A bill to get school districts to put their checkbooks online got its teeth back today after a lengthy series of legislative acrobatics on the state Senate floor.

The bill, from Sen. Ted Harvey, R-Highlands Ranch, had been introduced as a mandatory measure, meaning districts would be required to put some type of log of their expenses and receipts online. That changed, though, in the Senate Education Committee, where Democrats made the reporting requirements optional but encouraged.

Enter a fiery Harvey this morning, who successfully ran an obstacle course of motions, amendments and negotiations to get the Education Committee changes stripped and the bill passed mostly as it was before.

Harvey said the bill, Senate Bill 57, is a necessary step toward transparency.

“This is a very important issue, and one of the greatest comments I heard at the microphone during the (committee) testimony was, ‘If you can’t defend it, don’t spend it,’” Harvey said. “... That’s all we’re asking for with this bill. Show us the money. It’s the taxpayers’ money.”

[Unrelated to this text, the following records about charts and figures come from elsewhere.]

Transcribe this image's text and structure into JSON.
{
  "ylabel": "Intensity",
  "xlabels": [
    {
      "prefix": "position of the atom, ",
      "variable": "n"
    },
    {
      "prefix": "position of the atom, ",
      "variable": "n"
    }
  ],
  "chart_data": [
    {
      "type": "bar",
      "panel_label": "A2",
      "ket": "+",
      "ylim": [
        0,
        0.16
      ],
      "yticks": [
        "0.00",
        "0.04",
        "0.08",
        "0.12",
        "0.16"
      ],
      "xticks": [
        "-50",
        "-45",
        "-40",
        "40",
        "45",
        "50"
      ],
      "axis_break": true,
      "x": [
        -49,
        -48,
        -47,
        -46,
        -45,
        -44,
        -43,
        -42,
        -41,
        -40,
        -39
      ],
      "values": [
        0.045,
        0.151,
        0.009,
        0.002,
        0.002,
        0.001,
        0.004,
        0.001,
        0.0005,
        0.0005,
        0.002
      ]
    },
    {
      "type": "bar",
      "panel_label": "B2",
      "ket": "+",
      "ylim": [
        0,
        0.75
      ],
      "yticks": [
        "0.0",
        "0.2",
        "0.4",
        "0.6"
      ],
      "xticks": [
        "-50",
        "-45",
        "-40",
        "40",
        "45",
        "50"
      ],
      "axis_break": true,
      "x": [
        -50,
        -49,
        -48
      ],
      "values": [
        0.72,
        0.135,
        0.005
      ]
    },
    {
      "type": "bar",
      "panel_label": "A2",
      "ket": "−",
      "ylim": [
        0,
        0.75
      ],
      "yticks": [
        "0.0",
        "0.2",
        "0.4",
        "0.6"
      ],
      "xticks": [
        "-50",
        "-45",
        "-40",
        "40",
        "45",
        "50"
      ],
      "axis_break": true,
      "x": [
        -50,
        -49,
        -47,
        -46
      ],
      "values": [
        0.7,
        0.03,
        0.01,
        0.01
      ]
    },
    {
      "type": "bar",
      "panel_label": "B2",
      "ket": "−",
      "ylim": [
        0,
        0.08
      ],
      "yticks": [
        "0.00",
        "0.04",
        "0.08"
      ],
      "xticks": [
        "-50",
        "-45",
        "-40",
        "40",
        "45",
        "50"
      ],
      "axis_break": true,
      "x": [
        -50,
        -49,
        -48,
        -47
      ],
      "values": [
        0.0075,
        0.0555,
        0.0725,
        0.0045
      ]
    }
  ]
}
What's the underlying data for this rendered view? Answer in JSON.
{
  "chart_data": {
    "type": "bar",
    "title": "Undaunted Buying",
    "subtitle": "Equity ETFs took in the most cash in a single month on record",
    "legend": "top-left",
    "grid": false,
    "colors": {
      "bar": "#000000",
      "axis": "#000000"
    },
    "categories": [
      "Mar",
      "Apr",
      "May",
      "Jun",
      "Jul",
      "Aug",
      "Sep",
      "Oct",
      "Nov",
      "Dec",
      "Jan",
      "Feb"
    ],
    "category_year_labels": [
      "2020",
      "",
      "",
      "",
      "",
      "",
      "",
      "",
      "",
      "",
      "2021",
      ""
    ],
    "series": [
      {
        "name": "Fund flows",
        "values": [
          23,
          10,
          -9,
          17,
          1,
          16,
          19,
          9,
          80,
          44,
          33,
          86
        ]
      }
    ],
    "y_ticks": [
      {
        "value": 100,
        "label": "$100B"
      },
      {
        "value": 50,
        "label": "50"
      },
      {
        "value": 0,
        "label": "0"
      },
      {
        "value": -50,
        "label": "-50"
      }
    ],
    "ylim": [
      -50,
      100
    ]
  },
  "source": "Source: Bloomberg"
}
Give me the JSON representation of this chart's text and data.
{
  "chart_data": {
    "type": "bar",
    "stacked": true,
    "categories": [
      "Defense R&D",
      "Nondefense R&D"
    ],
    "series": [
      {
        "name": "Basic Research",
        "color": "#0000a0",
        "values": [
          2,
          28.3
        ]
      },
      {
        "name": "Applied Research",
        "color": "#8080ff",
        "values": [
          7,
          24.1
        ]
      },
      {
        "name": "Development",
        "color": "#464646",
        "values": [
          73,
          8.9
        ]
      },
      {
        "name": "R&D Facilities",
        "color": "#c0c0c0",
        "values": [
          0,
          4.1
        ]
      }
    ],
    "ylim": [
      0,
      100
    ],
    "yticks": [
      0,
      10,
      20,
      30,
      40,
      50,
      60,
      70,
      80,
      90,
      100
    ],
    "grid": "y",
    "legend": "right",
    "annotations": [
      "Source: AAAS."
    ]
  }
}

Democrats opposed to the bill – indeed a number of Democrats ended up ultimately voting for it in its mandatory form – raised two concerns. The first was that the legislature was passing on a somewhat unknown cost to school districts at a time when the districts are already having to slash their budgets.

Sen. Bob Bacon, D-Fort Collins, said making the bill’s requirements optional would allow the legislature to get a better handle on how much putting the checkbook online costs before mandating that all districts do it.

“Nothing is difficult, impossible or expensive to do by those who do not have to do it,” Bacon chided Republicans.

The second concern was that, by telling school districts what to do, the legislature was improperly intruding on the districts’ local control.

“In this case, I do like the idea of letting local school districts manage their business according to the wills and desires of the parents in the districts,” Senate Majority Leader Brandon Shaffer, D-Longmont, said. “... It’s funny, we’re all for local control down here until, well, we aren’t. In this case, I think we should let the school districts make the decision on their own.”

But Republicans ultimately prevailed by arguing that the requirements would be relatively easy to accomplish and not very costly and by making some small changes to the bill that placated at least a handful of Democrats. The start date of the requirements was pushed back a year, until September, 2011. And school districts, mostly in rural areas, without websites or interactive websites were granted an exemption.

“The argument against this bill, to me, is a hollow one,” Senate Minority Leader Josh Penry, R-Grand Junction, said. “What are we afraid of?”

The bill still needs another approval in the Senate before heading over to the House and a whole new round of fighting.